Already on target to cut those fossil fuel imports by one-third this year, the European Commission now aims to eliminate them totally by 2027. Russia now earns about $100 billion per year in oil and gas sales to the EU. The new plan aims to accelerate liquefied natural gas imports from the U.S. and Canada, and pipeline gas imports from Norway.


Renewable Targets Boosted

But offshore and onshore wind power, rooftop solar and biomethane production all have “huge potential,” says Frans Timmermans, European Commission executive vice president. Renewables would account for about 25% of the new investment, according to the plan.

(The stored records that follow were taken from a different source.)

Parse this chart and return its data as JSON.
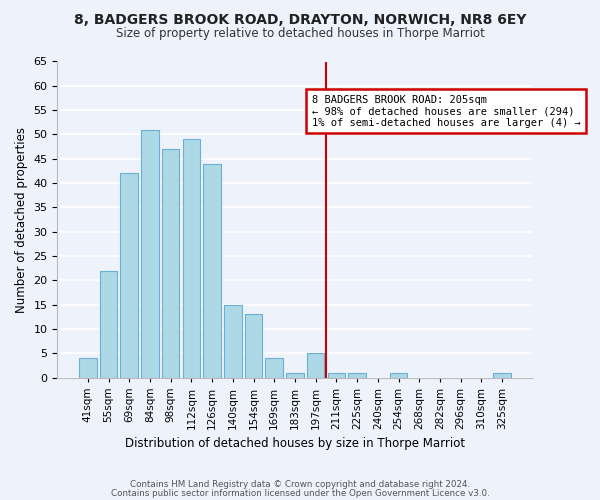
{
  "title": "8, BADGERS BROOK ROAD, DRAYTON, NORWICH, NR8 6EY",
  "subtitle": "Size of property relative to detached houses in Thorpe Marriot",
  "xlabel": "Distribution of detached houses by size in Thorpe Marriot",
  "ylabel": "Number of detached properties",
  "bar_labels": [
    "41sqm",
    "55sqm",
    "69sqm",
    "84sqm",
    "98sqm",
    "112sqm",
    "126sqm",
    "140sqm",
    "154sqm",
    "169sqm",
    "183sqm",
    "197sqm",
    "211sqm",
    "225sqm",
    "240sqm",
    "254sqm",
    "268sqm",
    "282sqm",
    "296sqm",
    "310sqm",
    "325sqm"
  ],
  "bar_heights": [
    4,
    22,
    42,
    51,
    47,
    49,
    44,
    15,
    13,
    4,
    1,
    5,
    1,
    1,
    0,
    1,
    0,
    0,
    0,
    0,
    1
  ],
  "bar_color": "#add8e6",
  "bar_edge_color": "#6ab0d4",
  "background_color": "#eef2fb",
  "grid_color": "#ffffff",
  "ylim": [
    0,
    65
  ],
  "yticks": [
    0,
    5,
    10,
    15,
    20,
    25,
    30,
    35,
    40,
    45,
    50,
    55,
    60,
    65
  ],
  "vline_pos": 11.5,
  "vline_color": "#cc0000",
  "annotation_title": "8 BADGERS BROOK ROAD: 205sqm",
  "annotation_line1": "← 98% of detached houses are smaller (294)",
  "annotation_line2": "1% of semi-detached houses are larger (4) →",
  "annotation_box_color": "#ffffff",
  "annotation_box_edge": "#cc0000",
  "footer_line1": "Contains HM Land Registry data © Crown copyright and database right 2024.",
  "footer_line2": "Contains public sector information licensed under the Open Government Licence v3.0."
}
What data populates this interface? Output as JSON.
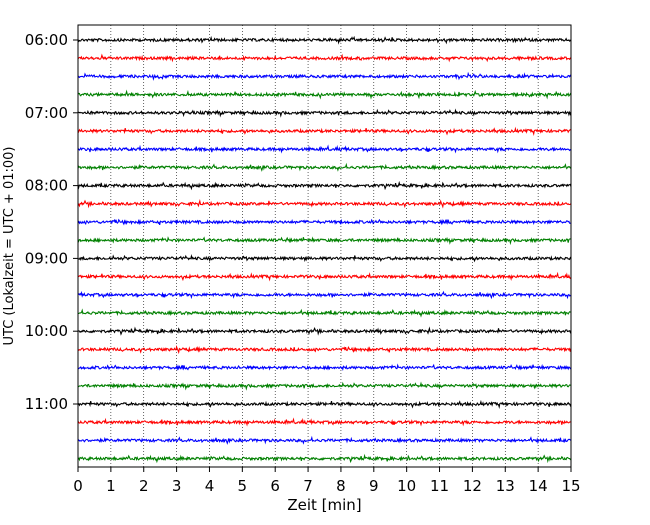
{
  "chart_data": {
    "type": "line",
    "subtype": "seismogram-helicorder",
    "xlabel": "Zeit  [min]",
    "ylabel": "UTC (Lokalzeit = UTC + 01:00)",
    "xlim": [
      0,
      15
    ],
    "x_ticks": [
      0,
      1,
      2,
      3,
      4,
      5,
      6,
      7,
      8,
      9,
      10,
      11,
      12,
      13,
      14,
      15
    ],
    "x_tick_labels": [
      "0",
      "1",
      "2",
      "3",
      "4",
      "5",
      "6",
      "7",
      "8",
      "9",
      "10",
      "11",
      "12",
      "13",
      "14",
      "15"
    ],
    "x_grid": "dotted vertical lines at every minute",
    "y_tick_labels": [
      "06:00",
      "07:00",
      "08:00",
      "09:00",
      "10:00",
      "11:00"
    ],
    "trace_interval_min": 15,
    "traces_per_hour": 4,
    "trace_count": 24,
    "trace_colors": [
      "#000000",
      "#ff0000",
      "#0000ff",
      "#008000"
    ]
  }
}
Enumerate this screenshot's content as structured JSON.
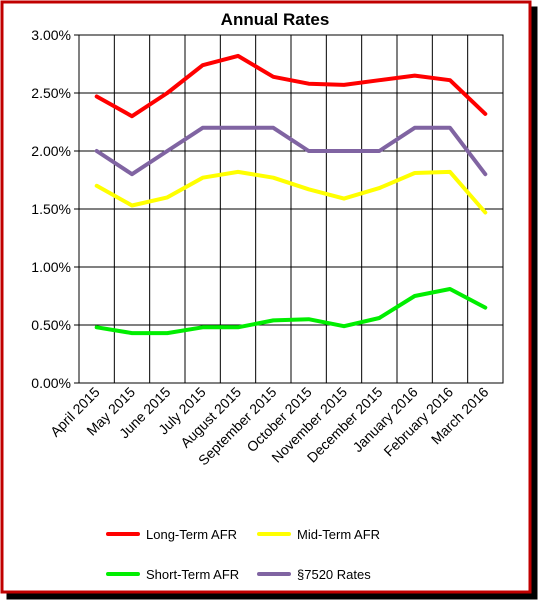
{
  "chart_data": {
    "type": "line",
    "title": "Annual Rates",
    "xlabel": "",
    "ylabel": "",
    "categories": [
      "April 2015",
      "May 2015",
      "June 2015",
      "July 2015",
      "August 2015",
      "September 2015",
      "October 2015",
      "November 2015",
      "December 2015",
      "January 2016",
      "February 2016",
      "March 2016"
    ],
    "y_ticks": [
      "0.00%",
      "0.50%",
      "1.00%",
      "1.50%",
      "2.00%",
      "2.50%",
      "3.00%"
    ],
    "ylim": [
      0,
      3.0
    ],
    "y_unit": "%",
    "grid": true,
    "legend_position": "bottom",
    "series": [
      {
        "name": "Long-Term AFR",
        "color": "#ff0000",
        "values": [
          2.47,
          2.3,
          2.5,
          2.74,
          2.82,
          2.64,
          2.58,
          2.57,
          2.61,
          2.65,
          2.61,
          2.32
        ]
      },
      {
        "name": "Mid-Term AFR",
        "color": "#ffff00",
        "values": [
          1.7,
          1.53,
          1.6,
          1.77,
          1.82,
          1.77,
          1.67,
          1.59,
          1.68,
          1.81,
          1.82,
          1.47
        ]
      },
      {
        "name": "Short-Term AFR",
        "color": "#00ee00",
        "values": [
          0.48,
          0.43,
          0.43,
          0.48,
          0.48,
          0.54,
          0.55,
          0.49,
          0.56,
          0.75,
          0.81,
          0.65
        ]
      },
      {
        "name": "§7520 Rates",
        "color": "#8064a2",
        "values": [
          2.0,
          1.8,
          2.0,
          2.2,
          2.2,
          2.2,
          2.0,
          2.0,
          2.0,
          2.2,
          2.2,
          1.8
        ]
      }
    ]
  }
}
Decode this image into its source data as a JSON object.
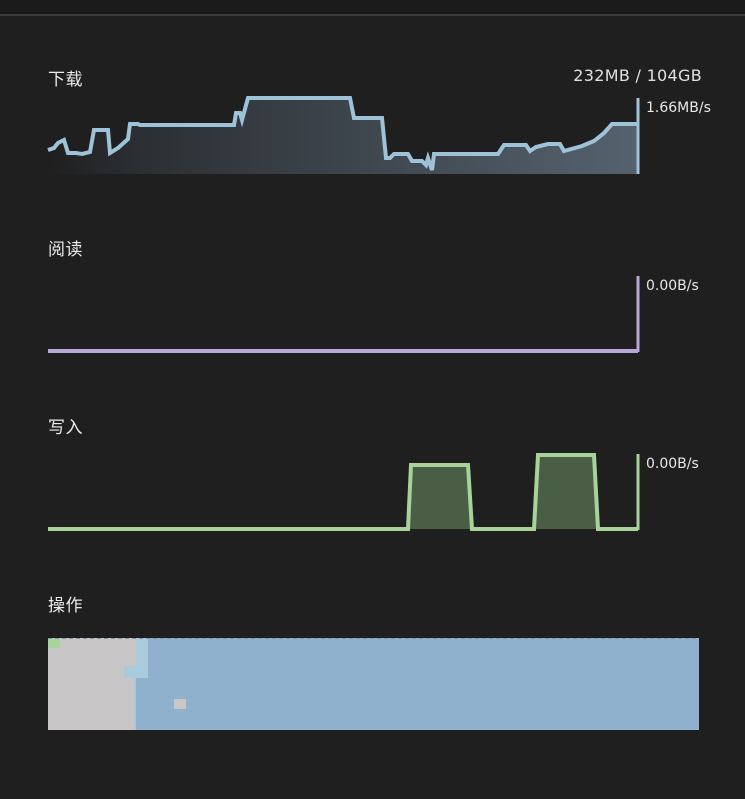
{
  "download": {
    "title": "下载",
    "total": "232MB / 104GB",
    "rate": "1.66MB/s",
    "color": "#9ec3d9"
  },
  "read": {
    "title": "阅读",
    "rate": "0.00B/s",
    "color": "#b7a6d8"
  },
  "write": {
    "title": "写入",
    "rate": "0.00B/s",
    "color": "#a7d39a"
  },
  "operations": {
    "title": "操作",
    "colors": {
      "grey": "#c8c6c6",
      "blue": "#8fb1cd",
      "light_blue": "#a9cbdc",
      "green": "#a6d49a"
    }
  }
}
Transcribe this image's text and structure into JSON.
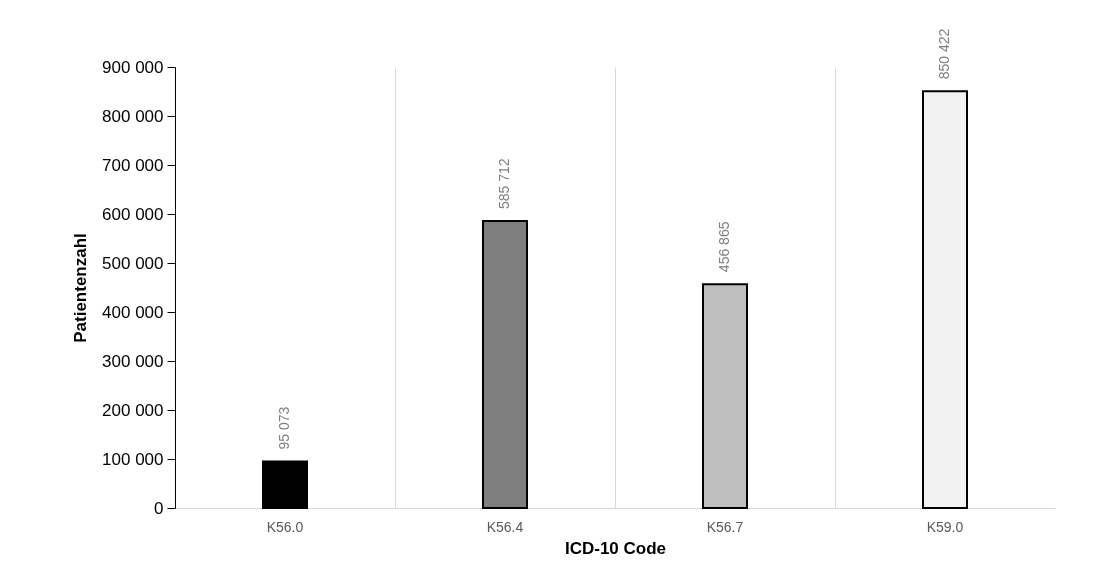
{
  "chart_data": {
    "type": "bar",
    "xlabel": "ICD-10 Code",
    "ylabel": "Patientenzahl",
    "categories": [
      "K56.0",
      "K56.4",
      "K56.7",
      "K59.0"
    ],
    "values": [
      95073,
      585712,
      456865,
      850422
    ],
    "colors": [
      "#000000",
      "#7f7f7f",
      "#bfbfbf",
      "#f2f2f2"
    ],
    "value_labels": [
      "95 073",
      "585 712",
      "456 865",
      "850 422"
    ],
    "ylim": [
      0,
      900000
    ],
    "yticks": [
      {
        "value": 0,
        "label": "0"
      },
      {
        "value": 100000,
        "label": "100 000"
      },
      {
        "value": 200000,
        "label": "200 000"
      },
      {
        "value": 300000,
        "label": "300 000"
      },
      {
        "value": 400000,
        "label": "400 000"
      },
      {
        "value": 500000,
        "label": "500 000"
      },
      {
        "value": 600000,
        "label": "600 000"
      },
      {
        "value": 700000,
        "label": "700 000"
      },
      {
        "value": 800000,
        "label": "800 000"
      },
      {
        "value": 900000,
        "label": "900 000"
      }
    ],
    "grid": "x"
  }
}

Under the new targets, the share of wind and solar energy in electricity generation would double to 67%, according to EU Energy Commissioner Kadri Simson. Spending on installed wind would increase by $41 billion from an earlier set target to $510 billion, with solar investment set to rise by $62 billion to $592 billion, according to EC data.

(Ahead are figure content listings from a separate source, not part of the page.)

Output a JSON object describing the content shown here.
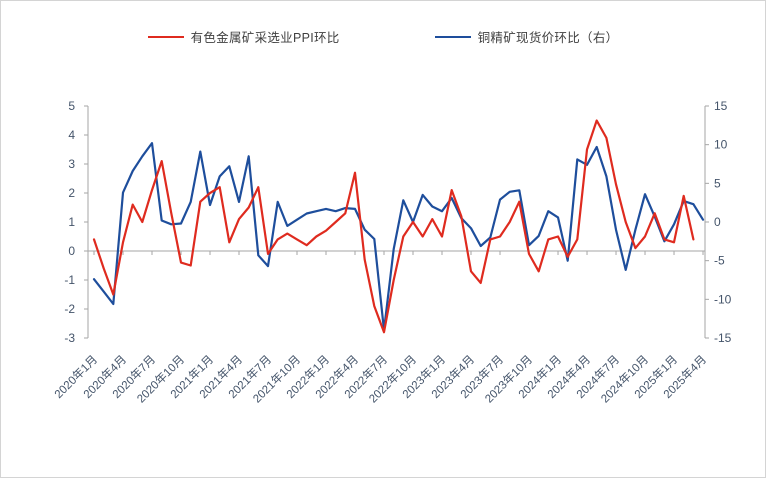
{
  "chart_data": {
    "type": "line",
    "title": "",
    "x_tick_labels": [
      "2020年1月",
      "2020年4月",
      "2020年7月",
      "2020年10月",
      "2021年1月",
      "2021年4月",
      "2021年7月",
      "2021年10月",
      "2022年1月",
      "2022年4月",
      "2022年7月",
      "2022年10月",
      "2023年1月",
      "2023年4月",
      "2023年7月",
      "2023年10月",
      "2024年1月",
      "2024年4月",
      "2024年7月",
      "2024年10月",
      "2025年1月",
      "2025年4月"
    ],
    "x_start_month": "2020年1月",
    "x_end_month": "2025年4月",
    "x_label_interval_months": 3,
    "left_axis": {
      "min": -3,
      "max": 5,
      "ticks": [
        5,
        4,
        3,
        2,
        1,
        0,
        -1,
        -2,
        -3
      ]
    },
    "right_axis": {
      "min": -15,
      "max": 15,
      "ticks": [
        15,
        10,
        5,
        0,
        -5,
        -10,
        -15
      ]
    },
    "grid": "none (only zero baseline shown)",
    "legend_position": "top-center",
    "series": [
      {
        "name": "有色金属矿采选业PPI环比",
        "axis": "left",
        "color": "#df2b1f",
        "values": [
          0.4,
          -0.6,
          -1.5,
          0.3,
          1.6,
          1.0,
          2.1,
          3.1,
          1.3,
          -0.4,
          -0.5,
          1.7,
          2.0,
          2.2,
          0.3,
          1.1,
          1.5,
          2.2,
          -0.1,
          0.4,
          0.6,
          0.4,
          0.2,
          0.5,
          0.7,
          1.0,
          1.3,
          2.7,
          -0.3,
          -1.9,
          -2.8,
          -1.0,
          0.5,
          1.0,
          0.5,
          1.1,
          0.5,
          2.1,
          1.2,
          -0.7,
          -1.1,
          0.4,
          0.5,
          1.0,
          1.7,
          -0.1,
          -0.7,
          0.4,
          0.5,
          -0.2,
          0.4,
          3.5,
          4.5,
          3.9,
          2.3,
          1.0,
          0.1,
          0.5,
          1.3,
          0.4,
          0.3,
          1.9,
          0.4
        ]
      },
      {
        "name": "铜精矿现货价环比（右）",
        "axis": "right",
        "color": "#1e4e9c",
        "values": [
          -7.4,
          -9.0,
          -10.6,
          3.8,
          6.6,
          8.5,
          10.2,
          0.2,
          -0.3,
          -0.2,
          2.6,
          9.1,
          2.2,
          5.9,
          7.2,
          2.6,
          8.5,
          -4.3,
          -5.7,
          2.6,
          -0.5,
          0.3,
          1.1,
          1.4,
          1.7,
          1.4,
          1.8,
          1.7,
          -1.0,
          -2.2,
          -14.0,
          -3.5,
          2.8,
          0.0,
          3.5,
          2.0,
          1.4,
          3.1,
          0.5,
          -0.8,
          -3.1,
          -2.0,
          2.9,
          3.9,
          4.1,
          -3.0,
          -1.8,
          1.4,
          0.6,
          -5.0,
          8.1,
          7.4,
          9.7,
          5.9,
          -1.0,
          -6.2,
          -1.0,
          3.6,
          0.7,
          -2.5,
          -0.3,
          2.7,
          2.3,
          0.3
        ]
      }
    ],
    "axis_line_color": "#a6a6a6",
    "tick_label_color": "#44546a"
  }
}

The Commission has also set a target to produce 10 million metric tons of hydrogen from renewable sources, and import another 10 million metric tons by 2030 to help decarbonize some industries.

Separately, clean energy developer Copenhagen Infrastructure Partners (CIP) said May 20 it plans to build an artificial island in the North Sea to produce renewable hydrogen, powered by 10 GW of offshore wind from Denmark. The project would supply about 1 million metric tons per year of green hydrogen at full capacity by 2030, which would be about 7% of expected EU hydrogen demand by then, said the firm.

Hydrogen produced could be exported to nearby countries such as Germany, Holland and Belgium to produce sustainable transport fuels, said CIP. About 275 km of hydrogen pipelines also are planned to transport the renewable gas to shore. “Green energy will be harvested on a large scale out at sea, tied together by energy islands, converted into green hydrogen, and transported across borders via offshore hydrogen infrastructure,” Thomas Dalsgaard, a company partner, said in a statement. The firm did not disclose the project cost estimate, or what approvals it has or still needs.

CIP also said it reached an agreement with Allianz Investment Management for a feasibility study to build another North Sea artificial energy island near Germany, which also would be connected to large-scale offshore wind farms.

Spanish energy utility Iberdrola said at the World Economic Forum meeting in Davos, Switzerland on May 25 that it would invest as much as $3.2 billion in green hydrogen, but did not specify a timeline.